The surge in new investors entering the stock market, which began during the pandemic, shows no signs of abating. The number of active individual investors trading on NSE reached an all-time high in December 2023 with 1.26 crore active retail investors in the cash segment and 42.5 lakh active investors in the futures and options segment. Of concern is the fact that many of these investors are succumbing to illegal get-rich schemes and guaranteed return products. Many also apparently trade with the help of unauthorised trading algorithms.

Against this background, the market regulator Securities and Exchange Board of India’s (SEBI’s) proposal to regulate algo trading platforms and make it mandatory for brokers to get the algo strategies being used by clients approved by exchanges, appears a good step. Not only will this protect investors from fly-by-night operators, but it will also help prevent trading disruptions. Earlier, algo trading was predominantly done by institutional investors or stockbrokers trading in their proprietary accounts. According to SEBI regulations, the algo programmes used by investors had to be submitted to the exchanges for their approvals and any changes to the programme also had to be ratified. While larger investors could be following these rules, smaller investors are unlikely to be doing so.
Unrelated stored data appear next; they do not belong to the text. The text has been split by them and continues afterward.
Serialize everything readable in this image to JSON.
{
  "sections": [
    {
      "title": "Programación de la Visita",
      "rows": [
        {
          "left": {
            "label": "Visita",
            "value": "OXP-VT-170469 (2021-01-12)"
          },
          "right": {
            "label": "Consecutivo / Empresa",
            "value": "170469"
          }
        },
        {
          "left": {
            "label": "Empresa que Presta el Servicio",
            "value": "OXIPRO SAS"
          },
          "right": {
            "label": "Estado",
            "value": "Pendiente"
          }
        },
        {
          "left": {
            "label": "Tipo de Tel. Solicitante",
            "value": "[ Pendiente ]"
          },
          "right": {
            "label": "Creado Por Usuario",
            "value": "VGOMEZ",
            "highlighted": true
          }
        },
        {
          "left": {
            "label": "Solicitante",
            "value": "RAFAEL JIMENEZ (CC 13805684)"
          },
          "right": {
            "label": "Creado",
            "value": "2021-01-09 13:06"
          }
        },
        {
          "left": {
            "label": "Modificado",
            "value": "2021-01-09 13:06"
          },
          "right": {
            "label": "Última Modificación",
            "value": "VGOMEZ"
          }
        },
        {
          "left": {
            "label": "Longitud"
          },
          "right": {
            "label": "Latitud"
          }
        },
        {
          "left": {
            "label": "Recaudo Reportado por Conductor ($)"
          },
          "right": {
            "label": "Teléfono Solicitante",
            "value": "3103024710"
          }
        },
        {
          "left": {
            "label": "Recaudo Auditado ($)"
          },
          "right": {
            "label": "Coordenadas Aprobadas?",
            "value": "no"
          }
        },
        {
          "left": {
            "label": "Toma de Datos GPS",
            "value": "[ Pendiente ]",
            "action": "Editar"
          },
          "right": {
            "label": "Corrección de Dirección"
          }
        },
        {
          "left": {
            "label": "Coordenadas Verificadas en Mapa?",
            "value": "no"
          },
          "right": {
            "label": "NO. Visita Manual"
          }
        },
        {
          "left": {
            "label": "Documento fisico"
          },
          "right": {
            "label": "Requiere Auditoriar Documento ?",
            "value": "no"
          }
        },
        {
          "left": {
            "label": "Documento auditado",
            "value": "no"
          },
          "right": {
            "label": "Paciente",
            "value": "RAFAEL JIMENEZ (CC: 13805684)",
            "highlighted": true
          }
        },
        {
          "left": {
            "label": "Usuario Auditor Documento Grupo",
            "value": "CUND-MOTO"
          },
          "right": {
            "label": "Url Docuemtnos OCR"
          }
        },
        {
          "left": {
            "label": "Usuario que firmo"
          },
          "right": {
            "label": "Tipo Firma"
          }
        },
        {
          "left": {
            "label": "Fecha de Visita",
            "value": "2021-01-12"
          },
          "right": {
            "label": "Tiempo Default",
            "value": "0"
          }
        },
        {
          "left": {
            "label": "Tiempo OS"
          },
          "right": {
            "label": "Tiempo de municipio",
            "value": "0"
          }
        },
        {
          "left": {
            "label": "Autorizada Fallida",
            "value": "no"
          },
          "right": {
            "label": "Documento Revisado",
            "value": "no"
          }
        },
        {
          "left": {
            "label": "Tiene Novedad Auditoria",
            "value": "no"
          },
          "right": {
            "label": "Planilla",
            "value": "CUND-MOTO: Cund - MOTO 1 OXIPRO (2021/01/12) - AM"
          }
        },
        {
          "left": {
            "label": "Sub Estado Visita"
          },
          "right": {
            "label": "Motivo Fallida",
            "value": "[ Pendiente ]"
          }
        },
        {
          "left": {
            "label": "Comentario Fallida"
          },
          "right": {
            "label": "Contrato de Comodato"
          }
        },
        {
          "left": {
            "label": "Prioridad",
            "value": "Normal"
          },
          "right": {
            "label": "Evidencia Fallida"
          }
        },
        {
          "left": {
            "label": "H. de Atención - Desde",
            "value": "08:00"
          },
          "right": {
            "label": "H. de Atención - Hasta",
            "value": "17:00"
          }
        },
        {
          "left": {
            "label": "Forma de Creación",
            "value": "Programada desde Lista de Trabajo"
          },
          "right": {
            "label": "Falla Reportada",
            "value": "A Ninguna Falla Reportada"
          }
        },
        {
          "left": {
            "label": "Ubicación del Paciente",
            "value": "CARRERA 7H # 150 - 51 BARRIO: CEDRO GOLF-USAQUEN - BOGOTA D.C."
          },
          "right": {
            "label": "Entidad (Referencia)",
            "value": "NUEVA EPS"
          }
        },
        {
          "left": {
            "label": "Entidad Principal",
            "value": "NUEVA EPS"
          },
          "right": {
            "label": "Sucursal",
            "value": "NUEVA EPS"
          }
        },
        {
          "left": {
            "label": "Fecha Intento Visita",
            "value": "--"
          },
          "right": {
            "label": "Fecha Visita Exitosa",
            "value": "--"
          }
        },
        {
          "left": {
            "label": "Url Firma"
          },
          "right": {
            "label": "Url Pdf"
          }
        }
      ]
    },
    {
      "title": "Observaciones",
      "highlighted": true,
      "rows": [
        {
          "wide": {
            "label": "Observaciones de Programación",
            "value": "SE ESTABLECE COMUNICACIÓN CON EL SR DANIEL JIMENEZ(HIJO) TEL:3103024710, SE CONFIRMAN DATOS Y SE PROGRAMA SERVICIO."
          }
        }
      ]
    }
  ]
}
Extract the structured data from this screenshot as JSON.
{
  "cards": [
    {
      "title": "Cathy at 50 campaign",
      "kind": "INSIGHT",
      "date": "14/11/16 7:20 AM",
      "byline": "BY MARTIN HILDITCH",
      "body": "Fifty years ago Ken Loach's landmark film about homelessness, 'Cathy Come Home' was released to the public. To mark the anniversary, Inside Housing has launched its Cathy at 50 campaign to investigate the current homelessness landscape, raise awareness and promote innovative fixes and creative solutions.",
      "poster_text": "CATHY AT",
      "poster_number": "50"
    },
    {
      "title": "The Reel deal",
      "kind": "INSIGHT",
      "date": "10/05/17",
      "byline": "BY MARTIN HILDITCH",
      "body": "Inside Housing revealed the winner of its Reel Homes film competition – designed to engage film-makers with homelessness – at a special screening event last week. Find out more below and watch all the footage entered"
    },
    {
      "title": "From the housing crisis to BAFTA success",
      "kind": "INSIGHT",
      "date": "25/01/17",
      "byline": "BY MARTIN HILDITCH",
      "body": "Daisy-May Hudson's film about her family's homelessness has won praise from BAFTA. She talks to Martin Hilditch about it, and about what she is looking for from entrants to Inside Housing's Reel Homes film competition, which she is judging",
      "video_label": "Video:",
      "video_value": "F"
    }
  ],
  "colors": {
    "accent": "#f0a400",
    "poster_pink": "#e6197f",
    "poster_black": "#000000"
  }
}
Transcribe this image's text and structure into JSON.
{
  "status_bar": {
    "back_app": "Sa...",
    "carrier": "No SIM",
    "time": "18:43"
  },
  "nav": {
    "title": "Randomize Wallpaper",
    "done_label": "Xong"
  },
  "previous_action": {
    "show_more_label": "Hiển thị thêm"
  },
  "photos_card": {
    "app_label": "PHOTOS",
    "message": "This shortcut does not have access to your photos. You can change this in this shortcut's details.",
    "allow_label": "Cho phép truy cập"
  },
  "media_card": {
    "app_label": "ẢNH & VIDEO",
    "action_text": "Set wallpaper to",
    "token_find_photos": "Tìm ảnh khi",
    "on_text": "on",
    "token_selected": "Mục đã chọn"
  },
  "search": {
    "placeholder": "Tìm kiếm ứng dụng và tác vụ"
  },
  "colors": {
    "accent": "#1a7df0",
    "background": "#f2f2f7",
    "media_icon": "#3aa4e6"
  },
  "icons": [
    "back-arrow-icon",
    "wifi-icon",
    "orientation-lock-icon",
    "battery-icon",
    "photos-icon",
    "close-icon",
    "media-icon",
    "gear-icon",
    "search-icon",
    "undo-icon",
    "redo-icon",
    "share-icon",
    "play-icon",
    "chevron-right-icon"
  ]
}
Algo trading has become increasingly democratised of late with many brokers providing an interface for investors to programme their algos and execute them on the exchange. Many platforms allow investors to code their algo programmes and run them on exchanges through a broker’s interface. The point is that with algo trades accounting for around 50 per cent of trading in equity derivatives segment and over 65 per cent of cash market trading, it would not be right to place undue curbs on them. They should be allowed to grow, but with sufficient checks. SEBI’s approach in asking these algo platforms and the algo strategy provider to register with it is the right way to regulate. This way, their activities can be supervised and the more risky or speculative algorithms rejected.

Making the algo strategy providers pass an entrance exam will ensure that only skilled strategy providers operate in the market. While brokers should not be stopped from providing APIs (application programming interface) to their clients, the algos created by clients should be ratified by the broker. Giving free access to clients to run their algos, can result in trading disruptions, if the algos flood the system with orders or enter orders far beyond the market price. The SEBI chief had recently expressed displeasure at some of the algo strategy providers guaranteeing returns of up to 300 per cent in order to lure investors. Getting the claims of these algo providers substantiated by a performance validation agency can put an end to such tall claims. Better still, registered algo strategy providers should be stopped from guaranteeing returns.